Controversy about uterine effects and safety of SERMs: the saga continues.

From the perspective of endometrial safety, there has been great controversy about what special management, if any, tamoxifen-treated patients should undergo. Periodic blind endometrial sampling or transvaginal ultrasound has been advocated by some. Because of the problems associated with either of these techniques alone, we recommended an approach that used transvaginal ultrasound and then proceeded to sonohysterography when the endometrial echo on transvaginal ultrasound was not reliably thin and distinct. The American College of Obstetricians and Gynecologists (ACOG), in its committee opinion, stated that patients receiving tamoxifen therapy should only have an annual pelvic exam with pap smear if they remain asymptomatic. Newer data suggest, however, that there are high- and low-risk groups that can be identified by pretreatment screening. Before tamoxifen therapy, 17% of patients have polyps. These patients have 17 times the incidence of atypical hyperplasia than those whose uterus was negative before tamoxifen therapy. Such findings call into question the validity of the only study of raloxifene where uterine safety was the primary endpoint.
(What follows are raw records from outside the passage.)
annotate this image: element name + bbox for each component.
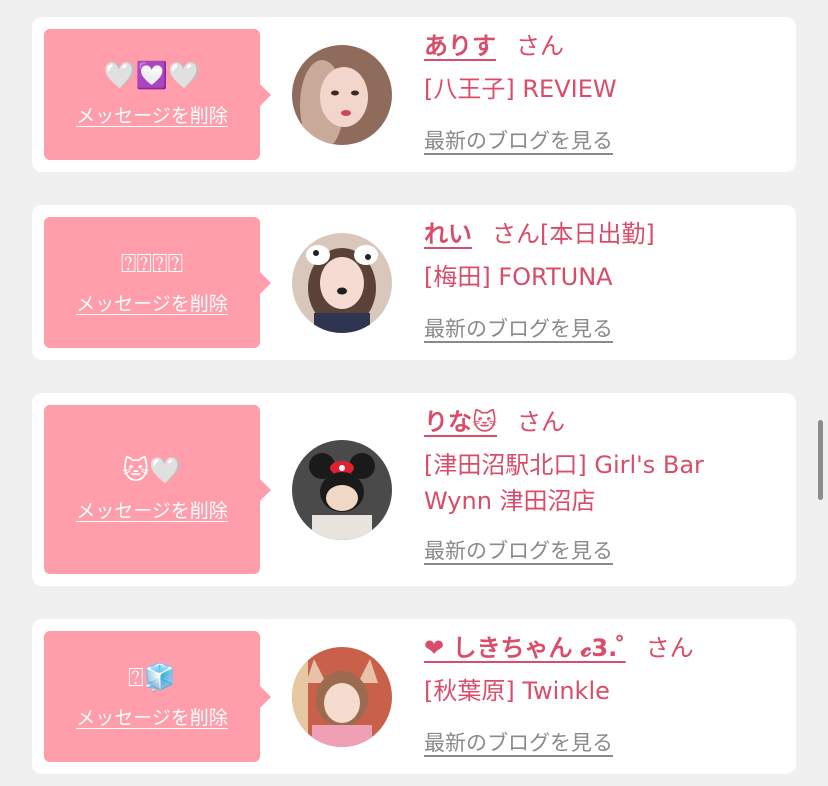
name-line: ありす さん xyxy=(424,29,776,63)
name-suffix: さん xyxy=(516,32,564,60)
name-suffix: さん xyxy=(645,634,694,662)
message-list: 🤍💟🤍 メッセージを削除 ありす さん [八王子] REVIEW 最新のブログを見… xyxy=(0,0,828,786)
name-line: りな🐱 さん xyxy=(424,405,776,439)
shop-name: [梅田] FORTUNA xyxy=(424,263,613,291)
shop-name: [秋葉原] Twinkle xyxy=(424,677,610,705)
cast-info: ❤ しきちゃん 𝓬3. ̊ さん [秋葉原] Twinkle 最新のブログを見る xyxy=(424,631,776,757)
avatar[interactable] xyxy=(292,440,392,540)
shop-name: [津田沼駅北口] Girl's Bar Wynn 津田沼店 xyxy=(424,451,704,515)
latest-blog-link[interactable]: 最新のブログを見る xyxy=(424,727,613,757)
message-emoji: ⍰⍰⍰⍰ xyxy=(120,249,184,279)
name-suffix: さん xyxy=(517,408,566,436)
cast-info: りな🐱 さん [津田沼駅北口] Girl's Bar Wynn 津田沼店 最新のブ… xyxy=(424,405,776,565)
delete-message-button[interactable]: メッセージを削除 xyxy=(76,289,228,316)
avatar[interactable] xyxy=(292,233,392,333)
message-emoji: ⍰🧊 xyxy=(128,663,176,693)
message-bubble: 🤍💟🤍 メッセージを削除 xyxy=(44,29,271,160)
message-card: ⍰🧊 メッセージを削除 ❤ しきちゃん 𝓬3. ̊ さん [秋葉原] Twinkl… xyxy=(32,619,796,774)
message-card: ⍰⍰⍰⍰ メッセージを削除 れい さん[本日出勤] [梅田] FORTUNA 最新… xyxy=(32,205,796,360)
cast-info: ありす さん [八王子] REVIEW 最新のブログを見る xyxy=(424,29,776,155)
shop-name: [八王子] REVIEW xyxy=(424,75,617,103)
cast-name-link[interactable]: ❤ しきちゃん 𝓬3. ̊ xyxy=(424,634,626,662)
message-bubble: ⍰🧊 メッセージを削除 xyxy=(44,631,271,762)
cast-name-link[interactable]: ありす xyxy=(424,32,496,60)
avatar[interactable] xyxy=(292,647,392,747)
latest-blog-link[interactable]: 最新のブログを見る xyxy=(424,535,613,565)
message-card: 🐱🤍 メッセージを削除 りな🐱 さん [津田沼駅北口] Girl's Bar Wy… xyxy=(32,393,796,586)
message-bubble: 🐱🤍 メッセージを削除 xyxy=(44,405,271,574)
delete-message-button[interactable]: メッセージを削除 xyxy=(76,703,228,730)
cast-name-link[interactable]: りな🐱 xyxy=(424,408,497,436)
latest-blog-link[interactable]: 最新のブログを見る xyxy=(424,313,613,343)
name-line: ❤ しきちゃん 𝓬3. ̊ さん xyxy=(424,631,776,665)
message-emoji: 🐱🤍 xyxy=(122,456,182,486)
message-card: 🤍💟🤍 メッセージを削除 ありす さん [八王子] REVIEW 最新のブログを見… xyxy=(32,17,796,172)
cast-info: れい さん[本日出勤] [梅田] FORTUNA 最新のブログを見る xyxy=(424,217,776,343)
name-line: れい さん[本日出勤] xyxy=(424,217,776,251)
latest-blog-link[interactable]: 最新のブログを見る xyxy=(424,125,613,155)
message-emoji: 🤍💟🤍 xyxy=(103,61,201,91)
message-bubble: ⍰⍰⍰⍰ メッセージを削除 xyxy=(44,217,271,348)
scrollbar[interactable] xyxy=(818,420,823,500)
delete-message-button[interactable]: メッセージを削除 xyxy=(76,496,228,523)
name-suffix: さん[本日出勤] xyxy=(492,220,655,248)
cast-name-link[interactable]: れい xyxy=(424,220,472,248)
delete-message-button[interactable]: メッセージを削除 xyxy=(76,101,228,128)
avatar[interactable] xyxy=(292,45,392,145)
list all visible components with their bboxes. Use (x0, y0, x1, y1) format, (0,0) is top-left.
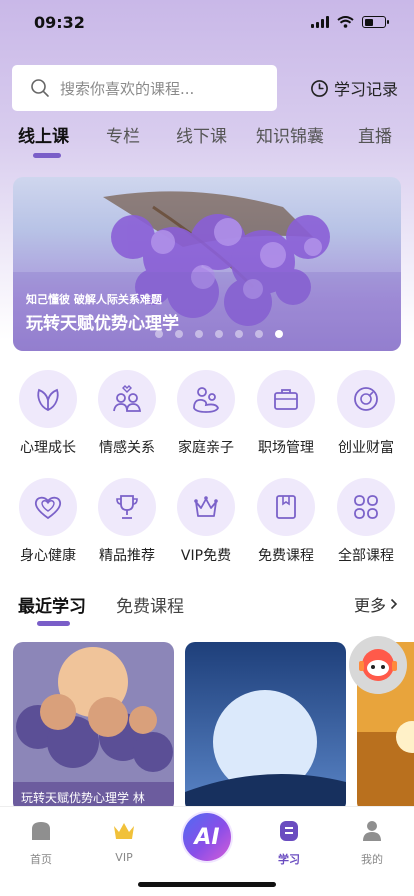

In that study, any woman with baseline endometrial findings other than pristinely negative (i.e., low risk) was excluded. However, other raloxifene studies without pretreatment screening show relative risk (RR) = 0.8 (95% CI = 0.2, 2.7) for endometrial carcinoma. This compares with the women over 50 years of age in the Breast Cancer Prevention Trial (National Surgical Adjuvant Breast and Bowel Project P-1) with tamoxifen when the RR = 4.01 (95% CI= 1.70, 10.90). The existence of potentially high- and low-risk groups should be taken into account in any future clinical trials looking at the endometrial safety of selective estrogen receptor modulators (SERMs).